Practical Wellness Implications
The epigenetic science of red and NIR light has implications across several wellness domains, though the clinical translation remains at an early stage:
- Anti-inflammatory potential: NRF2 activation and IL-6/TNF-α downregulation suggest a cumulative anti-inflammatory gene expression profile with consistent NIR use — potentially supporting individuals with chronic low-grade inflammation.
- Cognitive and mood support: BDNF upregulation in neural tissue (via transcranial NIR application) maps onto well-established neuroplasticity pathways involved in learning, memory, and mood resilience. This is the basis for clinical trials of transcranial PBM in depression and traumatic brain injury.
- Tissue longevity: SIRT1 activation and mitochondrial biogenesis (via PGC-1α) are mechanisms that appear in longevity research across multiple model organisms. Whether NIR can meaningfully activate these pathways in humans at doses achievable with consumer devices remains an open question.
- Skin quality: The combination of collagen gene upregulation (via AP-1 and TGF-β signaling), HO-1-mediated cytoprotection, and reduced pro-inflammatory cytokine expression directly supports skin health maintenance with aging.
CIRIUS NIR LED Device for Cellular Wellness
For users interested in epigenetic wellness applications, consistent multi-target application over weeks and months is more important than session intensity. The CIRIUS dual-wavelength (660 + 850 nm) panel design allows systematic coverage of skin, muscle, and paraspinal zones within a daily routine. The built-in timer prevents overexposure, maintaining sessions within the evidence-supported 3–12 J/cm² range at which beneficial transcriptional effects are most consistently reported.
Scientific Limitations and Safety Precautions
Epigenetics is a rapidly evolving field, and the specific application of PBM to epigenetic modulation is at a very early translational stage. Several important caveats:
- Most transcriptomic and epigenetic PBM data come from cell culture or animal studies. Human in-vivo data are limited to a small number of preliminary trials.

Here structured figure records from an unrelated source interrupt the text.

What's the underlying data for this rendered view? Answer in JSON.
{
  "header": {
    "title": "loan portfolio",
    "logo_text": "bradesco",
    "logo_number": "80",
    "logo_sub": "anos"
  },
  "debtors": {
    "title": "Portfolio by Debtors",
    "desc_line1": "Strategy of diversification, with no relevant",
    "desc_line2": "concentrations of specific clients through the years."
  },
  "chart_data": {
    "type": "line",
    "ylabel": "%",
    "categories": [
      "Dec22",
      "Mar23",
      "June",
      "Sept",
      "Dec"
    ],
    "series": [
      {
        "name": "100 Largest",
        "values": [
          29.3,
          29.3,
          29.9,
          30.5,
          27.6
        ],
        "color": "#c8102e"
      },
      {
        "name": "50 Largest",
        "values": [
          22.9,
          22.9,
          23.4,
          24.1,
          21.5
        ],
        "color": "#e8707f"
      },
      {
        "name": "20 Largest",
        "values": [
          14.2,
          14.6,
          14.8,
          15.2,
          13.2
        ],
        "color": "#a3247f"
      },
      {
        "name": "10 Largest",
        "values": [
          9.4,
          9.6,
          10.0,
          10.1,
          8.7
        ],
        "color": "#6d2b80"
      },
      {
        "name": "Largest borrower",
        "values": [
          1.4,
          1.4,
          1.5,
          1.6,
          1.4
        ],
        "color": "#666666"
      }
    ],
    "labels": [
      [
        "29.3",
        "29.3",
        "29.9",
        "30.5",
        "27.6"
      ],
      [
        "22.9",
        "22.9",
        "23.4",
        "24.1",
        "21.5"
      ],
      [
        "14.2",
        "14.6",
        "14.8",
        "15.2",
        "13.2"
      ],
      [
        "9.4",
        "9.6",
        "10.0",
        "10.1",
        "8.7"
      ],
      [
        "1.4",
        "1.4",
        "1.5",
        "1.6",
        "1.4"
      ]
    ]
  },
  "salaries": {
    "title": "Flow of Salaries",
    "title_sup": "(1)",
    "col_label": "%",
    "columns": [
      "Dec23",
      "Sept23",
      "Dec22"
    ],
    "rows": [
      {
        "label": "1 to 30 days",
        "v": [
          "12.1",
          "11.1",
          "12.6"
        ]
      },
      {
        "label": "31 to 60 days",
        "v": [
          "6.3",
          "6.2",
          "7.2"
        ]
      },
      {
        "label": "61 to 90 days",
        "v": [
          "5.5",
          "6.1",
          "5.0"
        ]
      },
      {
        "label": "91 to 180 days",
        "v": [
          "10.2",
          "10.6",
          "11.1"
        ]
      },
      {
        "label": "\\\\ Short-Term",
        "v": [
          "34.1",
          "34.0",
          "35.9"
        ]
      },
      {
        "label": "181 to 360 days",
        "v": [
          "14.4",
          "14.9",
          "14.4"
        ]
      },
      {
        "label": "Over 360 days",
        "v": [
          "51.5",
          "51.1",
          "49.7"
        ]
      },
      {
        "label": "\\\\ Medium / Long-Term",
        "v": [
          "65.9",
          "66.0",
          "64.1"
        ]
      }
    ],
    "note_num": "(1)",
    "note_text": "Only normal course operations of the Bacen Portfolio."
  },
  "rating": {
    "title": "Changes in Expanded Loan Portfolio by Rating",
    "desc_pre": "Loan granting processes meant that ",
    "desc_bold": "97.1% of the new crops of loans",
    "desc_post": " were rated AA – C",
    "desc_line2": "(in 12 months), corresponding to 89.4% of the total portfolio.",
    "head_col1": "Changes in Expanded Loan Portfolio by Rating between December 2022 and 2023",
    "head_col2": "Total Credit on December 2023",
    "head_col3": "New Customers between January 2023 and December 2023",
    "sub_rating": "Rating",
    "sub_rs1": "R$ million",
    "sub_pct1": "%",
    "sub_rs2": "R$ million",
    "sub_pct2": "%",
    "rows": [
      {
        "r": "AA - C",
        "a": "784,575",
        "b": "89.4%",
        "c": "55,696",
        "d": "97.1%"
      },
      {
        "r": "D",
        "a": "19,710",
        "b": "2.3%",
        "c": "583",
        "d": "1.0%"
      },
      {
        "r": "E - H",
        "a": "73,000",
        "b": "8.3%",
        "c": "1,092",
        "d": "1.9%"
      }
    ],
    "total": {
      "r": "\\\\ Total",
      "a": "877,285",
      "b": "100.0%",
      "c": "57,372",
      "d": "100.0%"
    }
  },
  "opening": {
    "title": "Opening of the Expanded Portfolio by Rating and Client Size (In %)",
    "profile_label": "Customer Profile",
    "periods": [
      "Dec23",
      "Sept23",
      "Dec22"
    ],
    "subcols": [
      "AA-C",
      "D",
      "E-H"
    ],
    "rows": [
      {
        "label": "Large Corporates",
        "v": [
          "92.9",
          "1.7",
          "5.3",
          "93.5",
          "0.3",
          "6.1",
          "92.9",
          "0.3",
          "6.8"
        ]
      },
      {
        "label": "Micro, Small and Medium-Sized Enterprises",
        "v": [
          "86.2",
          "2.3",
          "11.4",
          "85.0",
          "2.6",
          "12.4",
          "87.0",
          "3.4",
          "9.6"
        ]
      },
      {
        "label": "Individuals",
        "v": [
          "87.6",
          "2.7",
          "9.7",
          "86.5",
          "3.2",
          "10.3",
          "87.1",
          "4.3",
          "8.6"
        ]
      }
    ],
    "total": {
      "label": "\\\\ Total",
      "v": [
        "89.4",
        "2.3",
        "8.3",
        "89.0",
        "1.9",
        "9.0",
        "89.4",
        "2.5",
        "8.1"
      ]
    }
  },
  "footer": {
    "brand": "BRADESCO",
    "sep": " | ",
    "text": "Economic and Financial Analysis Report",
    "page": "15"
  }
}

- Gene expression changes observed in irradiated tissue may be transient — lasting hours to days — rather than permanently reprogramming the epigenome. Sustained effects likely require repeated, consistent application over extended periods.
- Red and NIR light cannot be used to selectively target specific genes. The transcriptional changes are broad, context-dependent, and vary between cell types and tissues.
- NIR is not a tool for intentional genetic modification. It does not alter DNA sequences — only the regulatory context in which those sequences are expressed.
Safety considerations: avoid direct eye irradiation; consult physician if taking photosensitizing drugs; do not irradiate over suspected malignancies; pregnant individuals should seek physician guidance. At the doses used in consumer wellness devices, serious adverse events have not been reported in peer-reviewed literature.